GoogleCloudPlatform / k8s-stackdriver

Apache License 2.0
391 stars 212 forks source link

bug: custom-metrics-stackdriver-adapter requires Cloud Monitoring metric descriptor to be in both host and multi-tenant project #396

Closed davidxia closed 3 years ago

davidxia commented 3 years ago

I'm using custom-metrics-stackdriver-adapter (CMSA) in the form of the published image gcr.io/gke-release/custom-metrics-stackdriver-adapter:v0.12.0-gke.0. If I create a HorizontalPodAutoscaler (HPA) in a GKE cluster in project "multi-tenant-project" like below, I noticed I must have the MetricDescriptor in both projects for the HPA to work. I.e. the custom.googleapis.com|debug MetricDescriptor must be in both multi-tenant-project and host-project.

Can someone confirm this bug? Seems like the expected behavior is that the HPA should work without the MetricDescriptor being in multi-tenant-project, i.e. multi-tenant-project doesn't need to have any metric metadata or data related to custom.googleapis.com|debug at all.
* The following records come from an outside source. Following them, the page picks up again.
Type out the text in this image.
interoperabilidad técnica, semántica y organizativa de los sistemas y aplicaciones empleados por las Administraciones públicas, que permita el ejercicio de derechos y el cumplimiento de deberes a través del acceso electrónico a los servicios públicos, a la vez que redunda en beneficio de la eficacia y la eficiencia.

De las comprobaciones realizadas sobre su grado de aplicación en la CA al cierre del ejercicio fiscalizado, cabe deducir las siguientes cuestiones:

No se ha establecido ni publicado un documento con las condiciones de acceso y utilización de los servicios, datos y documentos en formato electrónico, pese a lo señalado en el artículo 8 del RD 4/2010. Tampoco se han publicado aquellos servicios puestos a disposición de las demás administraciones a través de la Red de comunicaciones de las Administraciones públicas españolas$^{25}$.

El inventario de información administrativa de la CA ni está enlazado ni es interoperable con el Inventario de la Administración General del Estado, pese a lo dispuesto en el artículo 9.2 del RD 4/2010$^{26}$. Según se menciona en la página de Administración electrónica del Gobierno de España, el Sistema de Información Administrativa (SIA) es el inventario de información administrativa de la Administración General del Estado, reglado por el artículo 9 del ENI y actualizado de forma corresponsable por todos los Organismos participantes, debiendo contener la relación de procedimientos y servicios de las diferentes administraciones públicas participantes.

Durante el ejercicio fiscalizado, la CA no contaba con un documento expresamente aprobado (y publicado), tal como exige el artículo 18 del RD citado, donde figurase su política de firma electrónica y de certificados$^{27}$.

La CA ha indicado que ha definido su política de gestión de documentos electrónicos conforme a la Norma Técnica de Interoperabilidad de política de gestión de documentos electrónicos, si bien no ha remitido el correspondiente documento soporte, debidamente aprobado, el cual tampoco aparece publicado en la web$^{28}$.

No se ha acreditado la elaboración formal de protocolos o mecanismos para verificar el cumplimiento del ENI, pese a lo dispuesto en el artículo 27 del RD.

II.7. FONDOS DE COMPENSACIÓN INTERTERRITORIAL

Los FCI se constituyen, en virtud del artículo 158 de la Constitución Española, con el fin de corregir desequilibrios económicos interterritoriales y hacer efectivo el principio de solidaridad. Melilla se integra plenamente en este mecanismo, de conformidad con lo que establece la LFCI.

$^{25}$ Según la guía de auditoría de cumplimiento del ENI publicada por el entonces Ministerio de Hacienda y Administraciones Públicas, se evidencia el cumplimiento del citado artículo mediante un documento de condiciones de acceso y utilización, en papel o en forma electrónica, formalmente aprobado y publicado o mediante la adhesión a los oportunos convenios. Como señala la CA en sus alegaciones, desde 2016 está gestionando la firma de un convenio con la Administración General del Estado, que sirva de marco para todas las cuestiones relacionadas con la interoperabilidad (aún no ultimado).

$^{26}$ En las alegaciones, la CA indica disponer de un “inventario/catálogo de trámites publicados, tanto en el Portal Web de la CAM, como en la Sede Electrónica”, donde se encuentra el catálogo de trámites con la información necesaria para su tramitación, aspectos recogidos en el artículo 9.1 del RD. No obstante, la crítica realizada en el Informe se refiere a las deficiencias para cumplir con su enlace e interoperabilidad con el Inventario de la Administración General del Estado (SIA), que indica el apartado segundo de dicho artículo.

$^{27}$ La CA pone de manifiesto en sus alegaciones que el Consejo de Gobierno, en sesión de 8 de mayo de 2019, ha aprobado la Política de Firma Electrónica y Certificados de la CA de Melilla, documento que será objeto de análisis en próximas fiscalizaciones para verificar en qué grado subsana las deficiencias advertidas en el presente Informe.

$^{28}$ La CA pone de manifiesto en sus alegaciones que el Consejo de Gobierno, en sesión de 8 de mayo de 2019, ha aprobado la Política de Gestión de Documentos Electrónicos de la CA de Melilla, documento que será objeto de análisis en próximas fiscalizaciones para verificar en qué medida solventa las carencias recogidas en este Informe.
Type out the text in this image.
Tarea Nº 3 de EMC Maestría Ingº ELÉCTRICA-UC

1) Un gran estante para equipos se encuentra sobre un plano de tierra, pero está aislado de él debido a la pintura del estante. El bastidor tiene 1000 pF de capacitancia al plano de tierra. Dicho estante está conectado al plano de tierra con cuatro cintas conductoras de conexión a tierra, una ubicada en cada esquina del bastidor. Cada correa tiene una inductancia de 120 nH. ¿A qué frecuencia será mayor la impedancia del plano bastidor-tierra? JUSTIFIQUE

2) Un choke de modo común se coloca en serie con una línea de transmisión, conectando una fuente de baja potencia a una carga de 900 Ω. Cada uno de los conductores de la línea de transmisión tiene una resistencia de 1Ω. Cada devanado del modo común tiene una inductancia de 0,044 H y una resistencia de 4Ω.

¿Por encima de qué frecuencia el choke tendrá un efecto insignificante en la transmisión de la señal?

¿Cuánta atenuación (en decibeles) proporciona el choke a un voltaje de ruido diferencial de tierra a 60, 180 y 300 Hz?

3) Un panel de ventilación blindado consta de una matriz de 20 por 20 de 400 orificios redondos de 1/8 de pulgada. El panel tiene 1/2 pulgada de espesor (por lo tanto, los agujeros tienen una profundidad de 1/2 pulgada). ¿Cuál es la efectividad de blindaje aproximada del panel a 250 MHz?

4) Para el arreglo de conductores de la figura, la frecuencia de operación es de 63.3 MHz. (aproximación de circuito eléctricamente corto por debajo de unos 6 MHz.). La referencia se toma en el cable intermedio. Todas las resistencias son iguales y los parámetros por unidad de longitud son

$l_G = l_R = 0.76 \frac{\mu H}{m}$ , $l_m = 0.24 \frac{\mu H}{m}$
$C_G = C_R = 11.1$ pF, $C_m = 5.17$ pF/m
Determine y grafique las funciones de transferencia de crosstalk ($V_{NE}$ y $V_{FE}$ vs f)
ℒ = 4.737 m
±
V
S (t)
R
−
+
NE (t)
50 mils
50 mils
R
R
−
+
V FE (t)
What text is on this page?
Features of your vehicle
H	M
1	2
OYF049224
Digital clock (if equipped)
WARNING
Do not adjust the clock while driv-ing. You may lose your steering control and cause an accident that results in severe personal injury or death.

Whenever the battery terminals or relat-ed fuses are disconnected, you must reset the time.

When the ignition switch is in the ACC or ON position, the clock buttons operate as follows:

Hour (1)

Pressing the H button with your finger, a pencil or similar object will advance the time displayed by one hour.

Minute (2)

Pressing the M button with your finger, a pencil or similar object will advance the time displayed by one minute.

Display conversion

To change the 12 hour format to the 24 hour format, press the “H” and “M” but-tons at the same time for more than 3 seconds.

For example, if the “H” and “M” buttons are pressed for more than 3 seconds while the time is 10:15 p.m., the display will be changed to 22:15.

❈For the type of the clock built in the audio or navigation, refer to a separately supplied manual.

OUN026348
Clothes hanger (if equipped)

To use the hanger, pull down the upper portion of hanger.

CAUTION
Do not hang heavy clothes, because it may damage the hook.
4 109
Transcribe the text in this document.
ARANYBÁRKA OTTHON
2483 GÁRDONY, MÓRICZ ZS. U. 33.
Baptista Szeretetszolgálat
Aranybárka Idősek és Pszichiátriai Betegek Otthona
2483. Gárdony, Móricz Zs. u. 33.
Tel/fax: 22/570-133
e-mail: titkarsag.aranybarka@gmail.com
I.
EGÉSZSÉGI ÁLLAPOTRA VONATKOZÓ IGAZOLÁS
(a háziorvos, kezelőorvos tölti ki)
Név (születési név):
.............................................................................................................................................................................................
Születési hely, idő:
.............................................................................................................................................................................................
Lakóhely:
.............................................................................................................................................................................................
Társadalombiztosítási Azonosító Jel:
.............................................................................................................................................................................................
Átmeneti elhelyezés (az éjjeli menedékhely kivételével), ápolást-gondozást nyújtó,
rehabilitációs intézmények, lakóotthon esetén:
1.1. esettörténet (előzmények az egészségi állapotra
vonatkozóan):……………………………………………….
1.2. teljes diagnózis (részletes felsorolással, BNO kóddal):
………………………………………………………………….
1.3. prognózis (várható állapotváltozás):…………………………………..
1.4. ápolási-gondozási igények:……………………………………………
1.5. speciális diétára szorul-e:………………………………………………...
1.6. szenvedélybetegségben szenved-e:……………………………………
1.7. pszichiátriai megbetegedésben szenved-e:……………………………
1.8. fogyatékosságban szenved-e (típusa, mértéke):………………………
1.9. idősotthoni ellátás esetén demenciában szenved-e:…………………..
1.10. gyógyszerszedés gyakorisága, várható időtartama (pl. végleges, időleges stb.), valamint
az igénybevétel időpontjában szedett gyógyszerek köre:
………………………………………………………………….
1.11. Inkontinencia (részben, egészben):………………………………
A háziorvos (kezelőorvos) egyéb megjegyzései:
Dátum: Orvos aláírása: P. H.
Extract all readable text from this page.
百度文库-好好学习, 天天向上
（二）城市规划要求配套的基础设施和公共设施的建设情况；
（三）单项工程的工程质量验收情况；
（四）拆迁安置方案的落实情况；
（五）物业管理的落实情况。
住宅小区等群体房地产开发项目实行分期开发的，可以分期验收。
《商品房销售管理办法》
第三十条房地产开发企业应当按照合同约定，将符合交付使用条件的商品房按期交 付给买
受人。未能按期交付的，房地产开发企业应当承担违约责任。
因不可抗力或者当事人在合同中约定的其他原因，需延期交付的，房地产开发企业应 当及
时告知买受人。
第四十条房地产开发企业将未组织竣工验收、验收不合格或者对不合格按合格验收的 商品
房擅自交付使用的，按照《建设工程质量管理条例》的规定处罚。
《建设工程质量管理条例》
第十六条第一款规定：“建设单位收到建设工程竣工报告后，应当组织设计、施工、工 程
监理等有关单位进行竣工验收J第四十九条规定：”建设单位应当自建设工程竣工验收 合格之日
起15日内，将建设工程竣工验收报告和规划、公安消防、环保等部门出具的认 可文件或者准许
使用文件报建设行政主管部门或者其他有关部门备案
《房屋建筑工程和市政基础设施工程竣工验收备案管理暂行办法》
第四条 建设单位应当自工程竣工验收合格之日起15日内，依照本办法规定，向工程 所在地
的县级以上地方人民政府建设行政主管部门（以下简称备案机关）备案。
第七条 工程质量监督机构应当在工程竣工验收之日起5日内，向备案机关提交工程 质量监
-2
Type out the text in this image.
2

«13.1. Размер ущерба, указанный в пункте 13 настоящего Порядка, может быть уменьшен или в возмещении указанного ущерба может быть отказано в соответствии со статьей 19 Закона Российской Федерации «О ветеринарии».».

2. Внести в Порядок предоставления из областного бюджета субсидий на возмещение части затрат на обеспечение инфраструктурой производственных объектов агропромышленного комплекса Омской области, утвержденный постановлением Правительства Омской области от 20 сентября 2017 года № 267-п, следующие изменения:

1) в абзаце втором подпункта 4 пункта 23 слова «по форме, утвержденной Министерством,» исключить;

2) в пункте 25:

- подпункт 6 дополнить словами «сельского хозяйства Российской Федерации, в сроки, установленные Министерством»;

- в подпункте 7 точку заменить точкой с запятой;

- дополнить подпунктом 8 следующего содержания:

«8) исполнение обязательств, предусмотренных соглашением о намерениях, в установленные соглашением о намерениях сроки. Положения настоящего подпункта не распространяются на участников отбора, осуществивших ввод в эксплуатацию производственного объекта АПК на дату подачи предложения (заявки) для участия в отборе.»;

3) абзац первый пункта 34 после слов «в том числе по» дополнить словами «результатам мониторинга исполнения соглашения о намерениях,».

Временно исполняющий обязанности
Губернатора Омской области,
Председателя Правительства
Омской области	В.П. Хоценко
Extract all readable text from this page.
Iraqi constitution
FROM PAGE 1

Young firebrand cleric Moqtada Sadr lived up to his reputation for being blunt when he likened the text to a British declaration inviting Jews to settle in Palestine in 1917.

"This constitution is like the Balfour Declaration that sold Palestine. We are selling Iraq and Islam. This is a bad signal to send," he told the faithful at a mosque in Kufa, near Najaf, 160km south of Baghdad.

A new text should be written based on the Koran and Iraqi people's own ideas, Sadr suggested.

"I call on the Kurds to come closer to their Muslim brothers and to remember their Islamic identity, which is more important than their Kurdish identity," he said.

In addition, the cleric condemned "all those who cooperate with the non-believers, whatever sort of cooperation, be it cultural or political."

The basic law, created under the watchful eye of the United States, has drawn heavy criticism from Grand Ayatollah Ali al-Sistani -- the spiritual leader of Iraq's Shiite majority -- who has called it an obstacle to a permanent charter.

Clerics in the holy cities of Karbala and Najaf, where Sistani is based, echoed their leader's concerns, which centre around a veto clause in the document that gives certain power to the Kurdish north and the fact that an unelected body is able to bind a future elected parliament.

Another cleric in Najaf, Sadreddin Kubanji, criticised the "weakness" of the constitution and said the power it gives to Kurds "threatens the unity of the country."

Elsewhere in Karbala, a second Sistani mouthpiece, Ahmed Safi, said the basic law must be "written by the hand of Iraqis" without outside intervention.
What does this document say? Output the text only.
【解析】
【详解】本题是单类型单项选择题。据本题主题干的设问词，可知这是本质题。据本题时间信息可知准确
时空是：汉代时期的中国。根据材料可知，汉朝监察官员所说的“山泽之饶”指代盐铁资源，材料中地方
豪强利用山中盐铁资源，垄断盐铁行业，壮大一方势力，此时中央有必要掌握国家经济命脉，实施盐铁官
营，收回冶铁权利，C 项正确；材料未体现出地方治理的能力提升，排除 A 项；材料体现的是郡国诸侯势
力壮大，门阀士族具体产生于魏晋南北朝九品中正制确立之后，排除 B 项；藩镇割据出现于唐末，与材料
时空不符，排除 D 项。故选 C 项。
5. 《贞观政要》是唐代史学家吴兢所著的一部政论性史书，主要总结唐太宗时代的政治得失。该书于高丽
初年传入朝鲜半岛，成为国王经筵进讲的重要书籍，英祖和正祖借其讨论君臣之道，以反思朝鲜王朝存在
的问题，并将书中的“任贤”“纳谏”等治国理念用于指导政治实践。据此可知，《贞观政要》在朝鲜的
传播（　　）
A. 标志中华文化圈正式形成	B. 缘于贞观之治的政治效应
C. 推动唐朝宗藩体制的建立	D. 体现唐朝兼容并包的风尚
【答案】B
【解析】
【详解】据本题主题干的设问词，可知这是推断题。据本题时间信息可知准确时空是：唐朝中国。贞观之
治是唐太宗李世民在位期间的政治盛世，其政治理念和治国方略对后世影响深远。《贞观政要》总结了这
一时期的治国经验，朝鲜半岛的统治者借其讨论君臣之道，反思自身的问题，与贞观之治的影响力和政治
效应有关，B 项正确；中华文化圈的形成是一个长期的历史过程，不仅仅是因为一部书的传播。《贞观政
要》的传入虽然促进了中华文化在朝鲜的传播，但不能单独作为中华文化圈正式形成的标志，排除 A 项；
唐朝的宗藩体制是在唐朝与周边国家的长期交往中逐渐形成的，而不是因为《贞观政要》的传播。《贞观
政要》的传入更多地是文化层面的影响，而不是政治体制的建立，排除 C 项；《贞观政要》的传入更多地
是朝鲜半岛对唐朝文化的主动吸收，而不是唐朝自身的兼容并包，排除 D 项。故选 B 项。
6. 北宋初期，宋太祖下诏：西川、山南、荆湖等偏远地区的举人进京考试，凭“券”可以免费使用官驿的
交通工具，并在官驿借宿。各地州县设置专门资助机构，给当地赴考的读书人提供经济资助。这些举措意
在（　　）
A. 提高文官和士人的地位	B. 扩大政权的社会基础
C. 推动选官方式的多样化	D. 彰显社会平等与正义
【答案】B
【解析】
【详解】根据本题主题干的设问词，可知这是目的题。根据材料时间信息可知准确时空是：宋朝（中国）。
apiVersion: autoscaling/v2beta1
kind: HorizontalPodAutoscaler
metadata:
  name: test2
spec:
  minReplicas: 1
  maxReplicas: 5
  metrics:
  - external:
      metricName: custom.googleapis.com|debug
      metricSelector:
        matchLabels:
          resource.labels.project_id: host-project
          resource.labels.location: us-central1
          resource.labels.namespace: default
          resource.labels.node_id: test2
      targetAverageValue: 1
    type: External
  scaleTargetRef:
    apiVersion: apps/v1
    kind: Deployment
    name: test2
larkintuckerllc commented 3 years ago

First want to acknowledge that it was I who originally brought this up to David's attention and indeed we did experience this problem. The problem with our assessment was that we were using an older [1] version of custom-metrics-stackdriver-adapter where this is indeed a bug.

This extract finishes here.